The Good is Charlie Hunnam.
Before The Gentlemen, I did not get Charlie Hunnam. I never watched Sons of Anarchy, and up until I looked at his IMDb page last night, I legitimately forgot I’d seen the majority of his movies — including Crimson Peak, the movie Evan and I went to see literally 30 minutes after he proposed to me. I barely remembered he was in Triple Frontier because I couldn’t quite place which generic blond played the brother of similarly generic blond Garrett Hedlund. For most of his career, it’s clear I’ve found Hunnam to be pretty forgettable.
Not so anymore!
The Gentlemen is a completely different movie when Hunnam’s Raymond is on the screen. He is suave. He is magnetic. He is electrifying, even when staring down Hugh Grant as the older actor recounts the majority of the movie’s action to him in a pace-killing framing device. He wears a waistcoat and grills Wagyu steak, which he pulls from a freezer that also happens to contain a frozen body. He slicks back his hair, primly fiddles with his glasses like he’s the second coming of Rupert Giles from Buffy the Vampire Slayer and gets shit done. He is … everything.
As the right-hand man of McConaughey’s weed kingpin Mickey, Raymond is in the background of almost every scene, and even then you can’t take your eyes off of him. When he gets his big showdown moment, the movie feels like it has stakes for the first time and like there’s a better movie buried deep within the mediocrity. There is no doubt that The Gentlemen would have benefited from focusing 50% more on Raymond and 50% less on Mickey. Mr. “Alright, Alright, Alright” sleeps through his role, whereas Hunnam knows he’s perfectly cast and knows he has to give it his all to make this stand out. And boy, does he.

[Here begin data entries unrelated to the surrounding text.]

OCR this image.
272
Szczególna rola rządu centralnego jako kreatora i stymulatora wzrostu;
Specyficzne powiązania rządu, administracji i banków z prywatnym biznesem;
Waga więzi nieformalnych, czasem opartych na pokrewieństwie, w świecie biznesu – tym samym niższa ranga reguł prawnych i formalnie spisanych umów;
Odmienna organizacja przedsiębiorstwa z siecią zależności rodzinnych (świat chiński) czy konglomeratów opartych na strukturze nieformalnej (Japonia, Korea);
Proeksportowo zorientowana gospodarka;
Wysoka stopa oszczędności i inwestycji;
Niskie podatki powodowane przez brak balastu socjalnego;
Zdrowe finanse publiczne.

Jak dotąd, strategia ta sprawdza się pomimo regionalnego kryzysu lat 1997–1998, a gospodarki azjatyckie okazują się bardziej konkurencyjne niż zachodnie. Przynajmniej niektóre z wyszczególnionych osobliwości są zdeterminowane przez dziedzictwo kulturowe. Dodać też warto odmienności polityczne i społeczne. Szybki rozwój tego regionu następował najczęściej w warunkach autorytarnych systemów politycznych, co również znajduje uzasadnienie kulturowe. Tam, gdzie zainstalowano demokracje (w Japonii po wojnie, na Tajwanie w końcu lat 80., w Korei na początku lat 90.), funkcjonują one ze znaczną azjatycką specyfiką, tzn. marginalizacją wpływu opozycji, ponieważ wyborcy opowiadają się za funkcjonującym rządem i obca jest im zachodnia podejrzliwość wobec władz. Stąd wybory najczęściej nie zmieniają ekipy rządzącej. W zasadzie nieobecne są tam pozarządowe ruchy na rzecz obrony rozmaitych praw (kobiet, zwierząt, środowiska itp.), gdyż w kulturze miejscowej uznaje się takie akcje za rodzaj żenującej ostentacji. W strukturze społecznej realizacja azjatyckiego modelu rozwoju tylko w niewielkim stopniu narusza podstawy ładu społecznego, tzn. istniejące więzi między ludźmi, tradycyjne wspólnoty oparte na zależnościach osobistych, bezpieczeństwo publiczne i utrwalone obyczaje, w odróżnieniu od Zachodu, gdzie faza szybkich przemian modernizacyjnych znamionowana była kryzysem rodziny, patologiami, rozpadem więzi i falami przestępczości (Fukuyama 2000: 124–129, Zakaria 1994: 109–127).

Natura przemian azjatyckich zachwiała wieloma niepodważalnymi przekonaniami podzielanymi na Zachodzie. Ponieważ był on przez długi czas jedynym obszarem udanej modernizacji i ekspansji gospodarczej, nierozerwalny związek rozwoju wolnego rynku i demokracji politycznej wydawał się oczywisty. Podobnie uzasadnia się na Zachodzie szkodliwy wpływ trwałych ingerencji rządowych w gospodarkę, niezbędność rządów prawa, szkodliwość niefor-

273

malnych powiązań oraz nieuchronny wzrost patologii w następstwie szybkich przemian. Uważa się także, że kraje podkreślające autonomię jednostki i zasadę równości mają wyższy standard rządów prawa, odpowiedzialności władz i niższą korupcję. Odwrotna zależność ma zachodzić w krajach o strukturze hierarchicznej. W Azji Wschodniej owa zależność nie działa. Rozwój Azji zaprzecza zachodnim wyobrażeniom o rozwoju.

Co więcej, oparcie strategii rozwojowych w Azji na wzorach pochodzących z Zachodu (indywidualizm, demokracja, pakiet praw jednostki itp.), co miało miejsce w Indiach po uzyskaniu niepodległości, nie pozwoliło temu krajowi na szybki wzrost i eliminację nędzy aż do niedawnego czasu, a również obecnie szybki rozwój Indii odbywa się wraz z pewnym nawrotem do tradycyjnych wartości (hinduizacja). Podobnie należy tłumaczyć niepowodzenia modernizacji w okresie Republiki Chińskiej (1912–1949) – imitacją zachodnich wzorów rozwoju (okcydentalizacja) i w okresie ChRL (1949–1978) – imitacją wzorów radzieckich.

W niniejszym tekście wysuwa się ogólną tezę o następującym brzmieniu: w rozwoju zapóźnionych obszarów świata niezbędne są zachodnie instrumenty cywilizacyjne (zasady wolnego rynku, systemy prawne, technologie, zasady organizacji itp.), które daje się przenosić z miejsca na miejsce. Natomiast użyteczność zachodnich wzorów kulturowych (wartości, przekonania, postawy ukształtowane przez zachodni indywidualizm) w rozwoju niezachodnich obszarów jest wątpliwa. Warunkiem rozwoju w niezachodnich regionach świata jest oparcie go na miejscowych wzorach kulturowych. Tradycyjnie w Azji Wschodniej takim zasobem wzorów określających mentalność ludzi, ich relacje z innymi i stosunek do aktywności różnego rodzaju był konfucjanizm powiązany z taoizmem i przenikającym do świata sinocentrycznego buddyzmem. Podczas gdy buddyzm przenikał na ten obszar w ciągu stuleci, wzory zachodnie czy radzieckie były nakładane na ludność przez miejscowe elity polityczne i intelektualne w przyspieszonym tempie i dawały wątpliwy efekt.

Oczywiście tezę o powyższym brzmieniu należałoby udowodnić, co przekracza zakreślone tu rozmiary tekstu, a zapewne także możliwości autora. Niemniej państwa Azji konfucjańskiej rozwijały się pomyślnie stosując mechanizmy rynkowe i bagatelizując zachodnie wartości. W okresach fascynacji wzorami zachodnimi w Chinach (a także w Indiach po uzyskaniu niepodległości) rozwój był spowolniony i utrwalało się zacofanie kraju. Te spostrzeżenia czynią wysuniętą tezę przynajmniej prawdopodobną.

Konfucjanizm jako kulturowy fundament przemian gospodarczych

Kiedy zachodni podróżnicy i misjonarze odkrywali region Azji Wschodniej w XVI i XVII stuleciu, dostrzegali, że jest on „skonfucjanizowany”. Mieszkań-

Hunnam carries the burden of a fairly flat movie on his not inconsiderable shoulders. Without him, The Gentlemen wouldn’t work at all, wouldn’t be memorable, wouldn’t even be worth talking about apart from rightfully ripping it a new one for its unbelievably terrible treatment of its non-white characters.
We’re in the middle of cinema’s dry season. The Gentlemen fits the January ticket — not great, but still pretty enjoyable. But Hunnam might be just the thing to wet your whistle as we wait for the spring blockbusters to come in from the cold. Might as well treat yourself to this tall glass of water while it’s here.